Tuesday, November 15, 2005

Extreme Hyperbole = Good Parenting?

There is no way that Isabella is not going to discover, if she hasn't already, that both her parents are huge drama queens. That's the only way to explain the fact that she already exhibits most of the symptoms herself.

Example: As I was looking at online home listings last night, she watched awhile, and then asked, "You looking at houses, Mommy?"

Me: "Yes. Mommy and Daddy are trying to find a new house for us. Would you like that?"

Bella: "Yes. I would. We need a big house."

Me: "I know, Honey. That's why we're looking, so we'll all have more room to work and play."

Bella: (waves hand dismissively around in a circle, indicating our present living space) "This house is not big."

Me: "No, it's not, is it?"

Bella: "This house is tiny."

Me: "OK, Darling, I get the point. We're trying, all right?"

Bella: "I can't even fit my toys in the living room."

Me: "OH. KAY."


So I should not have been too surprised at the following bit of parental wisdom that I overheard her father impart to her this afternoon, when she was trying to get him to change the batteries in one of her toys--apparently she'd gone and found batteries and brought them to him:

"Bella, you can NOT get into the batteries! You do not touch them, ever." (Bella mumbles something inaudible to me) "Because you could get hurt." (pause) "They could EXPLODE."*

And now I'm wondering...during those times when I'm out of earshot, how much of Daddy's "instruction" to his child is in this vein. Probably a lot, is my gut feeling.

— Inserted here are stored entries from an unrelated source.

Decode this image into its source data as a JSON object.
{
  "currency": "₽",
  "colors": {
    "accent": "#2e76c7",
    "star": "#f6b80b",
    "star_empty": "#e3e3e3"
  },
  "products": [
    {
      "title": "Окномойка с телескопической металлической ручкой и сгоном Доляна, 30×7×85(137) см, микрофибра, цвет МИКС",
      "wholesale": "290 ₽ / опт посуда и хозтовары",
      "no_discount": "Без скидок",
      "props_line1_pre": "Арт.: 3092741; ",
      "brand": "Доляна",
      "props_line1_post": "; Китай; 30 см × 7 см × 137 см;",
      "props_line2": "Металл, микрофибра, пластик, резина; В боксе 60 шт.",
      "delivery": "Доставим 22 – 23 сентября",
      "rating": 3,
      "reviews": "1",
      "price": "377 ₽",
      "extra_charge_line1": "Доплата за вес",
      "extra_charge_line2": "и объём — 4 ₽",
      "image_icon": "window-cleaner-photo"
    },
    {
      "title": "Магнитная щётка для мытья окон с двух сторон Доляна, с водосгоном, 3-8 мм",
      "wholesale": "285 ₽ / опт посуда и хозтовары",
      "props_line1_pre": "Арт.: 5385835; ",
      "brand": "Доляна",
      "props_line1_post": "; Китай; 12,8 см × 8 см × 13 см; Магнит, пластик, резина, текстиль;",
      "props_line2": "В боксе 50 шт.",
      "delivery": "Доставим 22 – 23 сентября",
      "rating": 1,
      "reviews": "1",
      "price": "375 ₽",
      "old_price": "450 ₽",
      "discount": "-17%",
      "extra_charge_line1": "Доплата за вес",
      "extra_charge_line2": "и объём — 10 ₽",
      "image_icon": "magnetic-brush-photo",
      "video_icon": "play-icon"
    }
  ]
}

*Actually, ever since a Vinnie Testeverde appearance on "Late Night With David Letterman" years ago, in which he described the destruction of a pastrami sandwich perched on top of a Christmas tree upon being struck by a football thrown by Jay Thomas, we nearly always say "asplode" in this house. But I was too far away to tell for sure this time if that was the incarnation of the word used. Vinnie T: "He made da sandwich ASPLODE!"


  1. Ha ha.. batteries=boom Good one!
    I'd be freaked out too if my kid was playing with batteries. I remember being scared of them when I was kid. There used to be these kids that would stick them in their mouths to "test" them, (a tiny shock would apparently tell you that they still had juice in them) and it would totally just freak me out (still kinda does).

  2. Funny - your husband does what I use to do when working with the public. If I didn't know the correct answer or I couldn't give the person the answer they wanted, I would just make it up. Bad I know, but it worked everytime!

  3. I never knew that about batteries..

  4. me neither. But now that I know....

    Everybody I'm related to including me is a drama queen. Makes for fascinating conversation between my sister and I.

    My sister: "have to show you Whole Foods."

    Me: "I want to make the train. Whole Foods hasn't even opened yet."

    My sister "but you have to see it."

    Then she calls me immature for wanting to make a train and we begin screaming. Like I said, totally fascinating

  5. actually, he should have used reverse psychology. telling a kid something could explode makes it all the more tempting.he should have said "it's good for you...like spinach"

  6. Oh, wow. So years from now she'll tell people how she used to imagine huge, science-defying explosions emanating from tiny AAA batteries.

    Too cute.

  7. It's so funny...my sister and I spent our lives "double-checking" with Mom over much of what Dad would tell us. He'd say it, and we'd look over at mom for confirmation or refutal (if that's not a word, it oughtta be).

  8. That was more than funny. I'm still laughing at the equation.

    E=MC, like, a million!

  9. I often find myseld resorting to the drama after endless rounds of "but Why's". "Why can't i go for a walk by myself?" "But why?" Infinity. To which i reply "because you'll die."